🤖 AI Summary
Real-world camera non-idealities—such as fisheye distortion and rolling shutter—degrade visual system performance, primarily due to the scarcity of training data incorporating authentic camera effects. To address this, we propose a 4D Gaussian ray tracing framework: the first method to integrate 4D Gaussian lattice representations with physically accurate ray tracing. Our two-stage pipeline jointly enables dynamic scene reconstruction and realistic camera effect synthesis, supporting concurrent modeling of multiple non-idealities. Compared to state-of-the-art approaches, our method achieves significantly faster rendering while maintaining superior or comparable visual fidelity and substantially narrowing the sim-to-real gap. Furthermore, we introduce the first indoor video benchmark dataset featuring eight dynamic scenes and four camera effects—establishing a standardized evaluation platform for camera-aware video generation.
📝 Abstract
Common computer vision systems typically assume ideal pinhole cameras but fail when facing real-world camera effects such as fisheye distortion and rolling shutter, mainly due to the lack of learning from training data with camera effects. Existing data generation approaches suffer from either high costs, sim-to-real gaps or fail to accurately model camera effects.

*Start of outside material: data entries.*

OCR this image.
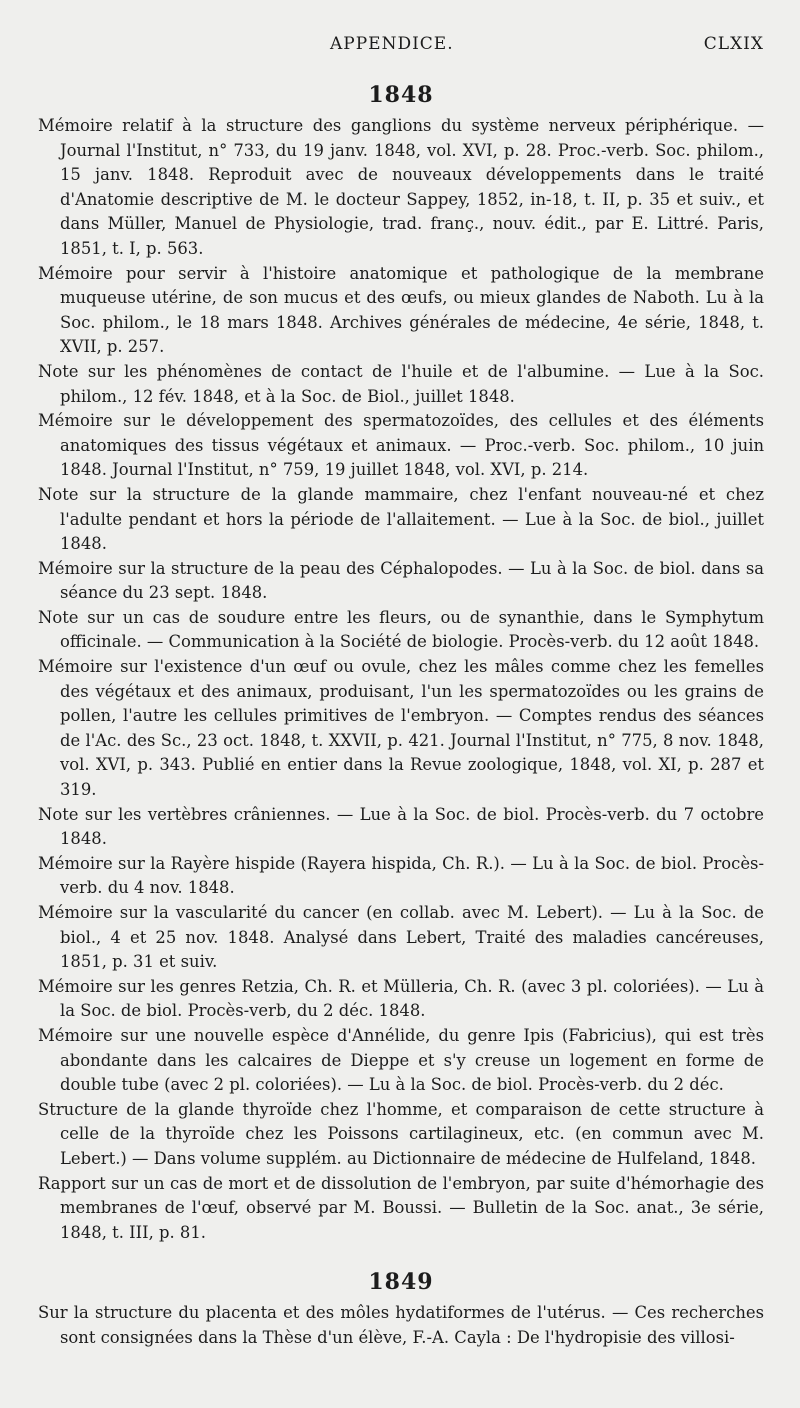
APPENDICE.	CLXIX
1848

Mémoire relatif à la structure des ganglions du système nerveux périphérique. — Journal l'Institut, n° 733, du 19 janv. 1848, vol. XVI, p. 28. Proc.-verb. Soc. philom., 15 janv. 1848. Reproduit avec de nouveaux développements dans le traité d'Anatomie descriptive de M. le docteur Sappey, 1852, in-18, t. II, p. 35 et suiv., et dans Müller, Manuel de Physiologie, trad. franç., nouv. édit., par E. Littré. Paris, 1851, t. I, p. 563.

Mémoire pour servir à l'histoire anatomique et pathologique de la membrane muqueuse utérine, de son mucus et des œufs, ou mieux glandes de Naboth. Lu à la Soc. philom., le 18 mars 1848. Archives générales de médecine, 4e série, 1848, t. XVII, p. 257.

Note sur les phénomènes de contact de l'huile et de l'albumine. — Lue à la Soc. philom., 12 fév. 1848, et à la Soc. de Biol., juillet 1848.

Mémoire sur le développement des spermatozoïdes, des cellules et des éléments anatomiques des tissus végétaux et animaux. — Proc.-verb. Soc. philom., 10 juin 1848. Journal l'Institut, n° 759, 19 juillet 1848, vol. XVI, p. 214.

Note sur la structure de la glande mammaire, chez l'enfant nouveau-né et chez l'adulte pendant et hors la période de l'allaitement. — Lue à la Soc. de biol., juillet 1848.

Mémoire sur la structure de la peau des Céphalopodes. — Lu à la Soc. de biol. dans sa séance du 23 sept. 1848.

Note sur un cas de soudure entre les fleurs, ou de synanthie, dans le Symphytum officinale. — Communication à la Société de biologie. Procès-verb. du 12 août 1848.

Mémoire sur l'existence d'un œuf ou ovule, chez les mâles comme chez les femelles des végétaux et des animaux, produisant, l'un les spermatozoïdes ou les grains de pollen, l'autre les cellules primitives de l'embryon. — Comptes rendus des séances de l'Ac. des Sc., 23 oct. 1848, t. XXVII, p. 421. Journal l'Institut, n° 775, 8 nov. 1848, vol. XVI, p. 343. Publié en entier dans la Revue zoologique, 1848, vol. XI, p. 287 et 319.

Note sur les vertèbres crâniennes. — Lue à la Soc. de biol. Procès-verb. du 7 octobre 1848.

Mémoire sur la Rayère hispide (Rayera hispida, Ch. R.). — Lu à la Soc. de biol. Procès-verb. du 4 nov. 1848.

Mémoire sur la vascularité du cancer (en collab. avec M. Lebert). — Lu à la Soc. de biol., 4 et 25 nov. 1848. Analysé dans Lebert, Traité des maladies cancéreuses, 1851, p. 31 et suiv.

Mémoire sur les genres Retzia, Ch. R. et Mülleria, Ch. R. (avec 3 pl. coloriées). — Lu à la Soc. de biol. Procès-verb, du 2 déc. 1848.

Mémoire sur une nouvelle espèce d'Annélide, du genre Ipis (Fabricius), qui est très abondante dans les calcaires de Dieppe et s'y creuse un logement en forme de double tube (avec 2 pl. coloriées). — Lu à la Soc. de biol. Procès-verb. du 2 déc.

Structure de la glande thyroïde chez l'homme, et comparaison de cette structure à celle de la thyroïde chez les Poissons cartilagineux, etc. (en commun avec M. Lebert.) — Dans volume supplém. au Dictionnaire de médecine de Hulfeland, 1848.

Rapport sur un cas de mort et de dissolution de l'embryon, par suite d'hémorhagie des membranes de l'œuf, observé par M. Boussi. — Bulletin de la Soc. anat., 3e série, 1848, t. III, p. 81.

1849

Sur la structure du placenta et des môles hydatiformes de l'utérus. — Ces recherches sont consignées dans la Thèse d'un élève, F.-A. Cayla : De l'hydropisie des villosi-
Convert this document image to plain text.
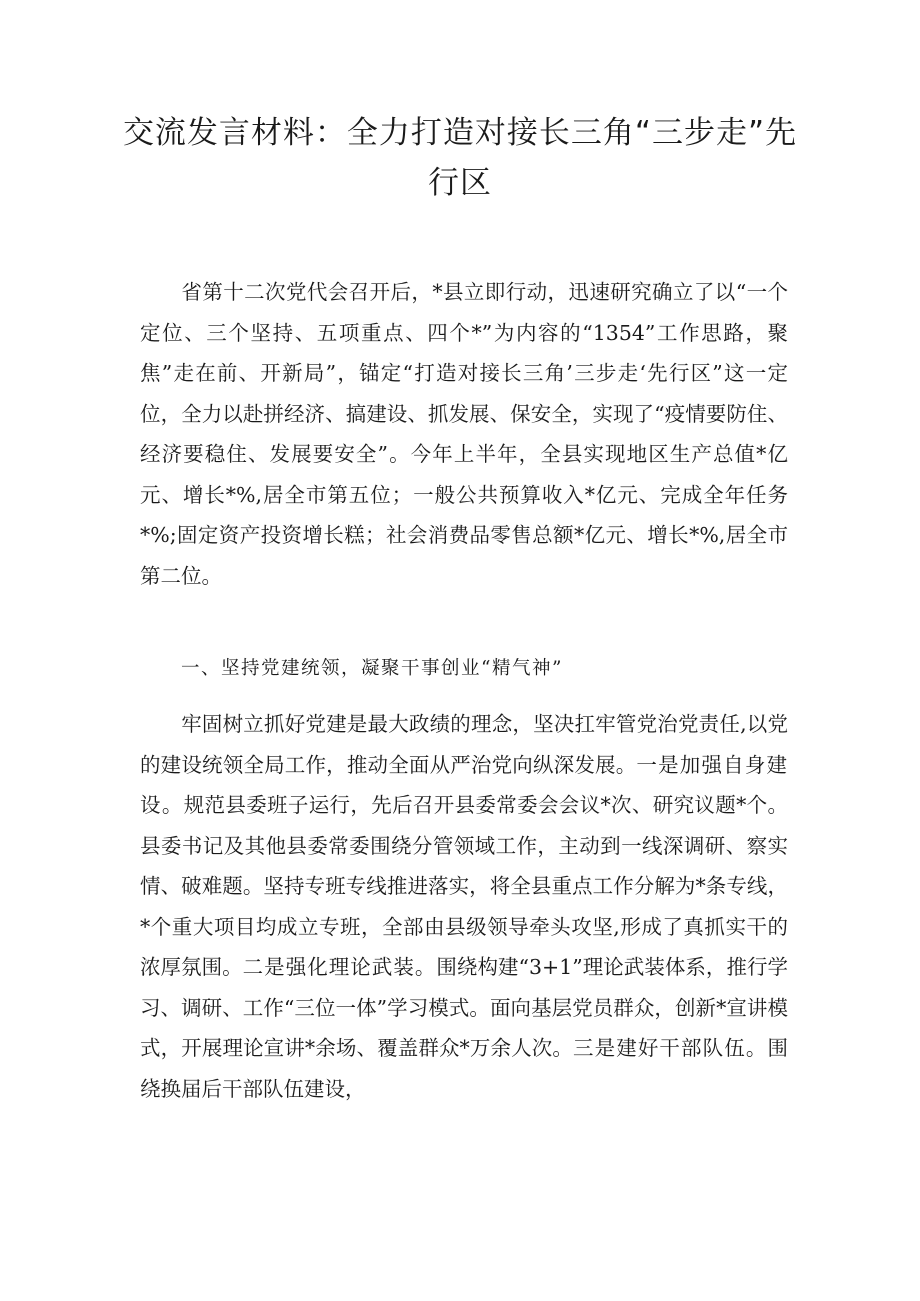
交流发言材料：全力打造对接长三角“三步走”先行区

省第十二次党代会召开后，*县立即行动，迅速研究确立了以“一个定位、三个坚持、五项重点、四个*”为内容的“1354”工作思路，聚焦”走在前、开新局”，锚定“打造对接长三角’三步走‘先行区”这一定位，全力以赴拼经济、搞建设、抓发展、保安全，实现了“疫情要防住、经济要稳住、发展要安全”。今年上半年，全县实现地区生产总值*亿元、增长*%,居全市第五位；一般公共预算收入*亿元、完成全年任务*%;固定资产投资增长糕；社会消费品零售总额*亿元、增长*%,居全市第二位。

一、坚持党建统领，凝聚干事创业“精气神”

牢固树立抓好党建是最大政绩的理念，坚决扛牢管党治党责任,以党的建设统领全局工作，推动全面从严治党向纵深发展。一是加强自身建设。规范县委班子运行，先后召开县委常委会会议*次、研究议题*个。县委书记及其他县委常委围绕分管领域工作，主动到一线深调研、察实情、破难题。坚持专班专线推进落实，将全县重点工作分解为*条专线，*个重大项目均成立专班，全部由县级领导牵头攻坚,形成了真抓实干的浓厚氛围。二是强化理论武装。围绕构建“3+1”理论武装体系，推行学习、调研、工作“三位一体”学习模式。面向基层党员群众，创新*宣讲模式，开展理论宣讲*余场、覆盖群众*万余人次。三是建好干部队伍。围绕换届后干部队伍建设，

To address this bottleneck, we propose 4D Gaussian Ray Tracing (4D-GRT), a novel two-stage pipeline that combines 4D Gaussian Splatting with physically-based ray tracing for camera effect simulation. Given multi-view videos, 4D-GRT first reconstructs dynamic scenes, then applies ray tracing to generate videos with controllable, physically accurate camera effects. 4D-GRT achieves the fastest rendering speed while performing better or comparable rendering quality compared to existing baselines. Additionally, we construct eight synthetic dynamic scenes in indoor environments across four camera effects as a benchmark to evaluate generated videos with camera effects.